Straße nach Nirgendwo by Nele Löwenberg

Straße nach Nirgendwo by Nele Löwenberg

Autor:Nele Löwenberg
Die sprache: deu
Format: epub
Herausgeber: Ullstein Buchverlage GmbH, Berlin
veröffentlicht: 2015-08-16T16:00:00+00:00


Zwei Jahre später

Oktober 1999

Florida war ein Paradies, aber irgendwann wurde dieses Paradies deprimierend. Nach zwei Jahren begannen mir die Jahreszeiten, mit denen ich aufgewachsen war, zu fehlen. Ich sehnte mich nach kühler Herbstluft, nach Schnee und dem Frühling, in dem die Natur zum Leben erwachte. Ich hatte die Nase voll von dem schönen Wetter, der hohen Luftfeuchtigkeit und den Touristenmassen. Vielleicht war Florida in Ordnung, wenn man Geld hatte und sich ein großes, klimatisiertes Haus leisten konnte, aber so weit hatte ich es nicht gebracht. Zuerst hatte ich für einen Hungerlohn als Illegale auf einer Orangenplantage in der Nähe von Bradenton an der Westküste geschuftet, dann war ich nach Orlando gefahren und hatte einen Job in Disney World bekommen.

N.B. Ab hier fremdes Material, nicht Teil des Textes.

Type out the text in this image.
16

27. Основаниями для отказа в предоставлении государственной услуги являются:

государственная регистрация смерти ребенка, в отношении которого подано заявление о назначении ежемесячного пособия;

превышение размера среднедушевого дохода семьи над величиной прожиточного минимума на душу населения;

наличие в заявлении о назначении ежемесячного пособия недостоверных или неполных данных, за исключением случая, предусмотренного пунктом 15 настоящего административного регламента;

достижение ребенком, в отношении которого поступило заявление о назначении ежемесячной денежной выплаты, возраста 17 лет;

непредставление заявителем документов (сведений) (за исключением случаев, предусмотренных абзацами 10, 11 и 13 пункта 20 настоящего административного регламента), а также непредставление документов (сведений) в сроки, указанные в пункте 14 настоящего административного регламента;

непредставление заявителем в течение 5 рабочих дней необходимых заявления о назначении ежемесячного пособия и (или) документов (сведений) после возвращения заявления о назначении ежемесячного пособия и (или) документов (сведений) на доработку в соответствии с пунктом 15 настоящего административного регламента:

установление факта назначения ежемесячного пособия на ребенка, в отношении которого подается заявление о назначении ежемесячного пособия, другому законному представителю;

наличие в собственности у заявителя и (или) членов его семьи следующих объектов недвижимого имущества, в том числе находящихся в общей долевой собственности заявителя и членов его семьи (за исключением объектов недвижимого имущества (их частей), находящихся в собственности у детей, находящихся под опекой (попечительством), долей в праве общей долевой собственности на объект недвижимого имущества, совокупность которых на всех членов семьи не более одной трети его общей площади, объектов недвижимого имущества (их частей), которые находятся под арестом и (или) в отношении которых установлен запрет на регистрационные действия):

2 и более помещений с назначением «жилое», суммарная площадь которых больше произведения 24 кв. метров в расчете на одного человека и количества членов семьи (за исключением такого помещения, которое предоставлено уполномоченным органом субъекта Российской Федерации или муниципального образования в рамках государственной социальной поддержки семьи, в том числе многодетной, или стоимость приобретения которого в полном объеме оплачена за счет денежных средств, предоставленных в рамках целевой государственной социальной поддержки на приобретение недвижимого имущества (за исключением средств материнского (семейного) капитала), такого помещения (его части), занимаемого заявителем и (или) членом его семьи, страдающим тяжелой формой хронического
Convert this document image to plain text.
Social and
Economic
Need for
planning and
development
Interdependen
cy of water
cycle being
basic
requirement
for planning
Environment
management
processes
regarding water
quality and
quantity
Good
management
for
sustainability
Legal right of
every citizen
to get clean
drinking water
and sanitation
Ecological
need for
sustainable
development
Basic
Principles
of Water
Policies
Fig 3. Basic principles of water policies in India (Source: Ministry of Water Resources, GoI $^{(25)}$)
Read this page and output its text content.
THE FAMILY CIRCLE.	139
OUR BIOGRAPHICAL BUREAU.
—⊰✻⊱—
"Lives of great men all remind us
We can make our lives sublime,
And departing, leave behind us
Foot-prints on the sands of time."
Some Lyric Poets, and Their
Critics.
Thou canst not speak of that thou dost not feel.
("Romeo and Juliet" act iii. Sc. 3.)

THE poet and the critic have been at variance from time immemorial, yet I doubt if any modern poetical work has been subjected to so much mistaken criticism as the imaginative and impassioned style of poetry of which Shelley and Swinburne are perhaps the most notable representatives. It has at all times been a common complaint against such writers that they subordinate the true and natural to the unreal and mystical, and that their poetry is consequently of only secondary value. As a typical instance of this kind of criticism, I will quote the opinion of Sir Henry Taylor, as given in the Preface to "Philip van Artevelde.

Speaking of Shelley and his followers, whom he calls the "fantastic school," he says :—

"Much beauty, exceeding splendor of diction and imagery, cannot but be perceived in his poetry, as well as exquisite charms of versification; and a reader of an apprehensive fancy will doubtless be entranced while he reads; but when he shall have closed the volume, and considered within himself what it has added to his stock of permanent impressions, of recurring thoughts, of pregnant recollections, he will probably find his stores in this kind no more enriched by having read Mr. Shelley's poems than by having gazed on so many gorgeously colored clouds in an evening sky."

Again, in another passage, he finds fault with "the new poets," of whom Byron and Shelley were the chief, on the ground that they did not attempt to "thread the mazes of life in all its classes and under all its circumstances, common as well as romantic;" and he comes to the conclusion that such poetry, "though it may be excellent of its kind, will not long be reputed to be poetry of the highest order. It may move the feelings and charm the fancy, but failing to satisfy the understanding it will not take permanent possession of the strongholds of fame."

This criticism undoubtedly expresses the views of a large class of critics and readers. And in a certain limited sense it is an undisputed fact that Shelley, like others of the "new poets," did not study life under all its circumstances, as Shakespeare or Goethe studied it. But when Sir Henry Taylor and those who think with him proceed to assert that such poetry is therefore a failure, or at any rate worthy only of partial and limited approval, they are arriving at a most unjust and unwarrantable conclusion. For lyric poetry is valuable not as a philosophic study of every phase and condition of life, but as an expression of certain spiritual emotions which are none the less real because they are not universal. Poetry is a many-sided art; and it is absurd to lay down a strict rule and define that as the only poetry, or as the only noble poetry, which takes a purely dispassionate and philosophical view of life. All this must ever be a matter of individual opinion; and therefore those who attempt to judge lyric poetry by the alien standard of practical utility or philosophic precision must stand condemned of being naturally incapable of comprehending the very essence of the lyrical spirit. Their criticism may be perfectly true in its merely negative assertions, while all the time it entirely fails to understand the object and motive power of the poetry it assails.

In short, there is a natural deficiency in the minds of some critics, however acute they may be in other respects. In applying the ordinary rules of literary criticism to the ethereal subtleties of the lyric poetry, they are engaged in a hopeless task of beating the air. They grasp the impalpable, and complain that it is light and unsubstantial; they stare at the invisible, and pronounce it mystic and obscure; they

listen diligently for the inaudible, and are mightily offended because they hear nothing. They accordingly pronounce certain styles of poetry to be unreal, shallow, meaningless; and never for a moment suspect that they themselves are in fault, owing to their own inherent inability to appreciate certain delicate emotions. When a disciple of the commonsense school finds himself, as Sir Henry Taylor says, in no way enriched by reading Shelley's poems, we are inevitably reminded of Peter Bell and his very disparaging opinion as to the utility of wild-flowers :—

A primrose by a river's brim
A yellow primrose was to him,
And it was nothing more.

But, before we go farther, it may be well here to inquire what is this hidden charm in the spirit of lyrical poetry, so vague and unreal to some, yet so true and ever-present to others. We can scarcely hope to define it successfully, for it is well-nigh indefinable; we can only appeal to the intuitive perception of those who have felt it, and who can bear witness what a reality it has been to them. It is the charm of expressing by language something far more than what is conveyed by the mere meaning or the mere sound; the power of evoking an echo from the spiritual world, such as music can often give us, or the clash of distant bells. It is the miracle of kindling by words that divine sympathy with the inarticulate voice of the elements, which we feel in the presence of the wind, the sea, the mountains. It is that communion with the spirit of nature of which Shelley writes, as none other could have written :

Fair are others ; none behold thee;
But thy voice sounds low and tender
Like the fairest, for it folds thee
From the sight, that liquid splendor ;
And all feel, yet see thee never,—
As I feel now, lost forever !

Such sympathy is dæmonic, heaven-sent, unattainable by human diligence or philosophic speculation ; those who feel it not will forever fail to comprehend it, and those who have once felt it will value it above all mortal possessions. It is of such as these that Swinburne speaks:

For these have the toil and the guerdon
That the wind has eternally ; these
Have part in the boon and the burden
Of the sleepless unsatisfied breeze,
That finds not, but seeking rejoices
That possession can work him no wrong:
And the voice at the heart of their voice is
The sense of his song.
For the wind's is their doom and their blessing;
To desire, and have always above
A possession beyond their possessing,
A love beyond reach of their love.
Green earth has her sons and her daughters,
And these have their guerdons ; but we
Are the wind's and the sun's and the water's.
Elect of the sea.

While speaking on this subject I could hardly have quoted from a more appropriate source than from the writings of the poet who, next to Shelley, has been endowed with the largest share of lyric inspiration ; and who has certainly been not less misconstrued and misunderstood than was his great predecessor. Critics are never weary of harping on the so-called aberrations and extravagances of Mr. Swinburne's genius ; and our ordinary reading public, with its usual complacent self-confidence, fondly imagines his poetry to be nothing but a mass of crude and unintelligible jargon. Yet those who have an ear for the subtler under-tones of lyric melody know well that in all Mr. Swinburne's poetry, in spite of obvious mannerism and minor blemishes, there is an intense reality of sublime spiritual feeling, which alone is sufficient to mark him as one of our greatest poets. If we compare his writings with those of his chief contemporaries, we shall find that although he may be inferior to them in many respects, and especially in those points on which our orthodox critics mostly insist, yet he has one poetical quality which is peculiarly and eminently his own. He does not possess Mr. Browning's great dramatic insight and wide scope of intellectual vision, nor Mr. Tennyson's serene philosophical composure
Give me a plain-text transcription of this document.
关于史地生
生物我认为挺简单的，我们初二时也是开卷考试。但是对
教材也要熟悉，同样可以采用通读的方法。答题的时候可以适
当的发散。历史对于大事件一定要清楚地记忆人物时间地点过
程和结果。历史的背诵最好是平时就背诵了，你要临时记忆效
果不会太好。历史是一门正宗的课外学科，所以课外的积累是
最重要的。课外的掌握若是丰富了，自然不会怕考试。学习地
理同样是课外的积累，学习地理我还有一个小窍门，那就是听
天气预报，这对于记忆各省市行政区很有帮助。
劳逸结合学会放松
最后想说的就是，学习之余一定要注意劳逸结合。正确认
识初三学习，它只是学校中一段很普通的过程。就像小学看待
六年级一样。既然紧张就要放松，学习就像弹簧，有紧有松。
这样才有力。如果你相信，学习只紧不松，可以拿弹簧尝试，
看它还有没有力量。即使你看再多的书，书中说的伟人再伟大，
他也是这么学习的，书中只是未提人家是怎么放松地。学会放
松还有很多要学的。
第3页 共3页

Es war die Hölle, bei 40 Grad Celsius und 80 Prozent Luftfeuchtigkeit in einem Mickeymaus-Kostüm zu stecken, deshalb hatte ich nach ein paar Monaten gekündigt und eine Weile in einem Hotel in der Küche und im Service gearbeitet. In einer Supermarktzeitung hatte ich von einer Guest Ranch bei Winter Haven gelesen, die jemanden für die Arbeit mit den Pferden suchte, und das war für weitere fünf Monate okay gewesen, aber die acht Dollar, die man mir dort pro Stunde gezahlt hatte, waren zu wenig zum Leben und zu viel zum Sterben gewesen. Daraufhin hatte ich ein halbes Jahr lang Villen und Pools in St. Petersburg, Clearwater, Sarasota und Tampa geputzt, bis sich einer der Besitzer bei meinem Chef beschwert hatte, weil meine Kollegin und ich heimlich in seinem Pool geschwommen waren. Den Chef, ein aufgeblasenes, glatzköpfiges Bürschchen, hatte es nicht die Bohne interessiert, dass ich zuvor sechs Monate einwandfrei gearbeitet hatte. Er hatte mich auf der Stelle gefeuert, ohne mir auch nur die Möglichkeit für eine Rechtfertigung zu geben, und da war mir endgültig klargeworden, dass Florida und ich nicht zueinanderpassten.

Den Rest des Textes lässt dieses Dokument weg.